Еще одна разновидность нападения предполагает совершение окольных маневров с целью добиться уважения в местной иерархии. Как уже говорилось, одной из составляющих визуальной демонстрации принадлежности к группе является ношение дорогой и модной в конкретном месте одежды. Тот, кто слишком беден, чтобы позволить себе такие вещи, будет не только ощущать себя человеком, лишенным уважения, но и будет подвергнут соответствующему отношению со стороны равного по статусу непосредственного окружения, которое станет насмехаться над таким человеком из‑за недорогой одежды. В то же время лица, которые носят престижную одежду или спортивную обувь, но ситуационно находятся в слабом положении, поскольку не принадлежат к уличной культуре и ее конгломератам уличных банд, оказываются главной мишенью: эту одежду могут украсть, либо ее обладателя запугивают, заставляя ее отдать (с формулировкой «дай поносить»). Здесь перед нами разворачиваются описанные Гоффманом закулисные действия по сбору всего того, что позволит совершить самопрезентацию на авансцене, – и это также порождает некий ограниченный объем насилия.

Выше были перечислены разновидности поединков, подразумевающих усилия по сохранению членства в группе, которые позволяют быть ее частью наравне с другими. Но кое-кто ставит перед собой более серьезные задачи, стремясь не просто остаться при своих, а еще и доминировать над другими и получить признание в качестве одной из доминантных личностей, одного из настоящих крутых парней. Причины, по которым тот или иной человек выбирает данный путь, могут иметь в большей степени внезапный, нежели предустановленный характер, возникая из цепочки выгодных возможностей, которые открываются в этом направлении. Тот, кто добивается успеха в ситуационном запугивании других при помощи слов и жестов, а также во время от времени случающихся драках, рано или поздно почувствует стремление достичь большего на этом пути. С точки зрения теории ритуала взаимодействия такие лица полагают, что именно в этих ситуациях они получают наибольшую отдачу в части эмоциональной энергии, поэтому своеобразный эмоциональный магнетизм притягивает их к инцидентам, где их эмоциональная энергия продолжает расти. Одним из последствий подобных действий может оказаться сжигание мостов, соединяющих таких людей с «пристойным» миром: все начинается с ситуационной самозащиты посредством исполнения уличного кодекса, но затем она может трансформироваться в более глубокую личную приверженность этой манере поведения. Поскольку эти люди добиваются выдающихся успехов во взаимодействиях с другими при помощи разыгрывания уличного кодекса, они не просто «выходят на улицу», а ощущают, что они и есть улица – их устремление заключается в том, чтобы любая ситуация была уличной, потому что именно здесь они находятся на высоте.

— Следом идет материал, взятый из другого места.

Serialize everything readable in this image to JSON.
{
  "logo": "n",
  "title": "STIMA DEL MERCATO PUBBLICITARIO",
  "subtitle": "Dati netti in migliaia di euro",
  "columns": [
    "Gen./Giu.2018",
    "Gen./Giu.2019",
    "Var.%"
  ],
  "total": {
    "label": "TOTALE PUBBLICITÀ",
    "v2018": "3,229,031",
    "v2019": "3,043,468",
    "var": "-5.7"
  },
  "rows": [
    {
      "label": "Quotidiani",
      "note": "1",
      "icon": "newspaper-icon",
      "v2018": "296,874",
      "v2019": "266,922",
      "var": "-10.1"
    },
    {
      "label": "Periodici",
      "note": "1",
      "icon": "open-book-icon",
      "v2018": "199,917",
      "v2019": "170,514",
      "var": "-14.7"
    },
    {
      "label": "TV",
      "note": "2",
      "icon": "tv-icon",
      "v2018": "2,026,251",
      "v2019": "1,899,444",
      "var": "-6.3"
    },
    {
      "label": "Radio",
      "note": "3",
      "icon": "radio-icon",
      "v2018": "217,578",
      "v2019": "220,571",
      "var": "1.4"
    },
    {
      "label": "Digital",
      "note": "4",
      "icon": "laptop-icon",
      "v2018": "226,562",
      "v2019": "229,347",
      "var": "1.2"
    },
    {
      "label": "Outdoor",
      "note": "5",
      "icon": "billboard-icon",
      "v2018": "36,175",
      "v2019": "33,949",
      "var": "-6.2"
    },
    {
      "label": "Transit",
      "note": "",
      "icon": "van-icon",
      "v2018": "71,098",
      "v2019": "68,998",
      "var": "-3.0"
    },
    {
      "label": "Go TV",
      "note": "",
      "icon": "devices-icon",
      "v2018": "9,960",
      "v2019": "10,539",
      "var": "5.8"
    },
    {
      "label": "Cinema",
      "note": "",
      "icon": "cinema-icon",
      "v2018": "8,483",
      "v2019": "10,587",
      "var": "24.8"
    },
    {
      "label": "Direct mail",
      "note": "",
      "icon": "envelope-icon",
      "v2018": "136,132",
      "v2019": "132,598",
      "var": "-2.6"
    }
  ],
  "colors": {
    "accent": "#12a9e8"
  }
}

Чтобы этого достичь, требуется формирование репутации. Для этого необходимо идти вверх по иерархической лестнице, начиная со среднего или минимального уровня принадлежности к соответствующей группе и затем продвигаясь к более высоким уровням репутации «крутизны». Амбициозное стремление к формированию репутации обязательно предполагает участие в большем количестве драк, хотя и не означает, что драться нужно постоянно. На низших ступенях иерархии выбираются легкие мишени: лица, не посвященные в уличный кодекс, или какие-то недавно появившиеся «на районе» люди, которых сначала подвергают злым издевкам, а затем принимают в группу. В то же время мишени не должны быть слишком простыми. Мужчины не зарабатывают себе репутацию, нападая на женщин, и хотя драки между мужчинами и женщинами все же случаются, обычно это происходит в приватной обстановке, дома, в рамках отношений, где женщине навязывается требование быть сексуальной собственностью или домашний авторитет. Однако в уличной иерархии такие стычки не обладают совершенно никаким весом. Аналогичным образом своя параллельная иерархия может быть и у женщин, пусть они и не доминируют в уличном коллективе. Одни девочки или взрослые женщины дерутся с другими, а в ситуациях, когда происходят ограбления, пожилые женщины из чернокожего сообщества обычно не подвергаются нападениям со стороны мужчин, но их может ограбить банда девочек-подростков. Таким образом, статусная иерархия «крутизны» ограничивает насилие еще в одном отношении: объектами насилия со стороны конкретных нападающих в типовой ситуации становятся только лица, обладающие определенным статусом.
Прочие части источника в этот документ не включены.